The release includes two models, Jais-13b which is the base Arabic centric model with 13B parameters as well as Jais-13b-chat, an instruction-tuned version. By open-sourcing Jais, Inception says it aims to engage the scientific, academic, and developer communities to accelerate the growth of a vibrant Arabic language AI ecosystem. This can serve as a model for other languages currently underrepresented in mainstream AI.
The new model was trained on G42's Condor Galaxy 1 supercomputer, which was built in collaboration with Cerebras Systems. Condor Galaxy 1 delivers multi-exaFLOP AI computing power, enabling the rapid development of complex models like Jais. G42 and Cerebras first partnered in 2021 to bring high-performance AI infrastructure to the region.
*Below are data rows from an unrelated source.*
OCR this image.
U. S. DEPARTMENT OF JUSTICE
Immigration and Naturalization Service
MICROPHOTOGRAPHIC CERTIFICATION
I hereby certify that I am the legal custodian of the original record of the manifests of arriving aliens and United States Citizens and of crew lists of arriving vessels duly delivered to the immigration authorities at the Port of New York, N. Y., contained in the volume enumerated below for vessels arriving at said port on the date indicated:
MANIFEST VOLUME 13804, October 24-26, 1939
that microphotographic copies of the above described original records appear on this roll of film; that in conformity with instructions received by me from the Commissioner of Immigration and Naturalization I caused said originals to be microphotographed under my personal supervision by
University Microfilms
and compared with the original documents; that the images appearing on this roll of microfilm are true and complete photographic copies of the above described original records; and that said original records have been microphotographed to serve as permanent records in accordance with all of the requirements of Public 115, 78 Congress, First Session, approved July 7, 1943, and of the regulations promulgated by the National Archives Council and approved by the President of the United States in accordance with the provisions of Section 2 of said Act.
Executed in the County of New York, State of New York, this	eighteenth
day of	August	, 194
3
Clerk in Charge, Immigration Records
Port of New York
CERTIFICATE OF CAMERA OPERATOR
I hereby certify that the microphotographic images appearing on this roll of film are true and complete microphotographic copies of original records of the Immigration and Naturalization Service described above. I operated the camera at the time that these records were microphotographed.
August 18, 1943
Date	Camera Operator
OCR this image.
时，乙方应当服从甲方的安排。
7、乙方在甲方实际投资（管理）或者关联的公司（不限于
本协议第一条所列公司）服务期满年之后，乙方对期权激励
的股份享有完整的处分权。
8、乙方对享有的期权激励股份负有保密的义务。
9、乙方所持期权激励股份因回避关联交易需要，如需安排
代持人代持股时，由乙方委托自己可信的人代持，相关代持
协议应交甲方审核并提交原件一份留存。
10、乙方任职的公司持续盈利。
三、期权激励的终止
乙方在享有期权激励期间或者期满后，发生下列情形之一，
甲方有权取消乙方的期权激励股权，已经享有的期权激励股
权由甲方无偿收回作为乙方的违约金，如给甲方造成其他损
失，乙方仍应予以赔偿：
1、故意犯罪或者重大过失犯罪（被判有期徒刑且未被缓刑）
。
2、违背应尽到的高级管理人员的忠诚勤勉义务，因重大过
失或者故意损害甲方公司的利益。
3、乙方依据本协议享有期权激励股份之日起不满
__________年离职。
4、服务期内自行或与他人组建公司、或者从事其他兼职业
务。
With its 13 billion parameters, Jais significantly outperforms previous open-source Arabic language models. It was trained on a dataset of 395 billion Arabic and English tokens, allowing it to process both languages with high accuracy. Unlike other multilingual models, Jais gives equal weight to Arabic, comprising 33% of its training data.
"We believe that innovation thrives when we collaborate," says Andrew Jackson, CEO of Inception. "With this release, we are setting a new standard for AI advancement in the Middle East and ensuring that the Arabic language, with its depth and heritage, finds its voice within the AI landscape.
According to G42, Jais is the "world's highest quality Arabic Large Language Model" and represents a milestone for AI advancement in the Arabic-speaking world. By open-sourcing the model, G42 aims to spur innovation and collaboration in Arabic natural language processing.
Researchers praised the careful methodology behind the model, including the use of specialized techniques like ALiBi positional embeddings and SwiGLU activation functions. These optimizations unlock Jais' ability to understand nuanced linguistic patterns, provide improved context handling, and generate human-like text in Arabic.
G42 positions the release of Jais as an important step toward technology that bridges divides rather than exacerbating them. With over 400 million Arabic speakers worldwide, the availability of advanced Arabic language models helps democratize access to AI capabilities.
Jais is now available on Hugging Face, allowing developers and researchers to leverage its Arabic and English proficiencies. G42 plans to continue expanding the capabilities of Jais to further enhance Arabic language understanding.